Open Francois-BellegardeOSF opened 1 year ago
@Francois-BellegardeOSF what collation is your database using?
SELECT DB_NAME() As DB, DATABASEPROPERTYEX(DB_NAME(), 'Collation') AS Collation
The schema we use assumes you are using a _UTF8
database collation. The default setup uses Latin1_General_100_BIN2_UTF8
, which should be able to handle non-ASCII characters fine in varchar
columns.
Support for UTF-8 collation was added in SQL Server 2019: https://techcommunity.microsoft.com/t5/sql-server-blog/introducing-utf-8-support-for-sql-server/ba-p/734928.
When I create a DB, it still defaults to SQL_Latin1_General_CP1_CI_AS. And apparently, this is also what IT did in production.
I tested reimporting the DB after editing model.xml in the .bacpac and it solved this issue. It will be unpleasant and maybe impractical for large databases, but in my case it's manageable.
Thank you for clearing this up. Could this not have been made to explicitly use a UTF8 collation on the columns? If people edit their schema to use a different collation, would it cause an issue? I would think that as long as every column are changed, at least there would not be internal issues. I wonder how future proof this would be.

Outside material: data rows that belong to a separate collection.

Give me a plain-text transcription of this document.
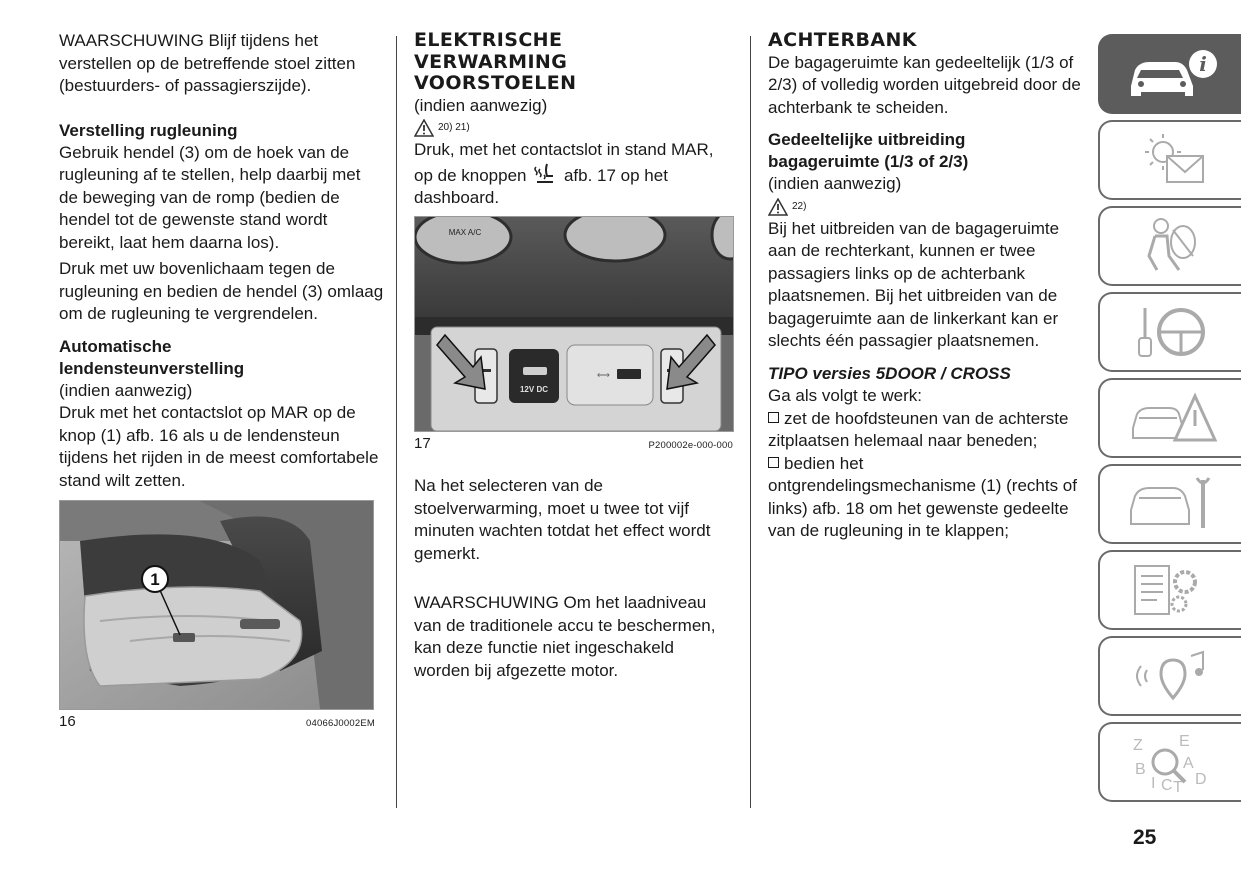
WAARSCHUWING Blijf tijdens het verstellen op de betreffende stoel zitten (bestuurders- of passagierszijde).

Verstelling rugleuning

Gebruik hendel (3) om de hoek van de rugleuning af te stellen, help daarbij met de beweging van de romp (bedien de hendel tot de gewenste stand wordt bereikt, laat hem daarna los).

Druk met uw bovenlichaam tegen de rugleuning en bedien de hendel (3) omlaag om de rugleuning te vergrendelen.

Automatische
lendensteunverstelling

(indien aanwezig)

Druk met het contactslot op MAR op de knop (1) afb. 16 als u de lendensteun tijdens het rijden in de meest comfortabele stand wilt zetten.

1
16	04066J0002EM
ELEKTRISCHE
VERWARMING
VOORSTOELEN

(indien aanwezig)

20) 21)

Druk, met het contactslot in stand MAR, op de knoppen afb. 17 op het dashboard.

MAX A/C
12V DC
⟷
17	P200002e-000-000

Na het selecteren van de stoelverwarming, moet u twee tot vijf minuten wachten totdat het effect wordt gemerkt.

WAARSCHUWING Om het laadniveau van de traditionele accu te beschermen, kan deze functie niet ingeschakeld worden bij afgezette motor.

ACHTERBANK

De bagageruimte kan gedeeltelijk (1/3 of 2/3) of volledig worden uitgebreid door de achterbank te scheiden.

Gedeeltelijke uitbreiding
bagageruimte (1/3 of 2/3)

(indien aanwezig)

22)

Bij het uitbreiden van de bagageruimte aan de rechterkant, kunnen er twee passagiers links op de achterbank plaatsnemen. Bij het uitbreiden van de bagageruimte aan de linkerkant kan er slechts één passagier plaatsnemen.

TIPO versies 5DOOR / CROSS

Ga als volgt te werk:

zet de hoofdsteunen van de achterste zitplaatsen helemaal naar beneden;

bedien het

ontgrendelingsmechanisme (1) (rechts of links) afb. 18 om het gewenste gedeelte van de rugleuning in te klappen;

i
Z E
B A
I C T D
25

@cgillum I just realized this is a case sensitive collation. This makes it a huge breaking change for existing databases. Would you say this would be safe to use with a case insensitive equivalent?
@Francois-BellegardeOSF yes, this particular collation was chosen for performance reasons. I also like to use it at development time to make sure we maintain compatibility with case-sensitive databases. But you can still use our schema with non-case sensitive databases. The UTF-8 issue should be the only compatibility concern.
@cgillum Thank you for this prompt and clear response. This is helping me immensely.
@cgillum , we can't change the collation for our production running DB. Another the DTF tables are in the same DB with other business tables. To change collation will break our other logic. Do we have other solution to resolve this issue?
The choice of using varchar(max) instead of nvarchar(max) for payloads causes issues when payloads contain characters not supported by varchar.
The workaround would be to encode every message, but that is a solution more adapted for new apps, and even then, it's a bit awkward.
Migrating existing apps could really be problematic.
For example, I added an emoji to an activity output. Note the '??' that have replaced it. When using Azure Storage, there is no issue with charset.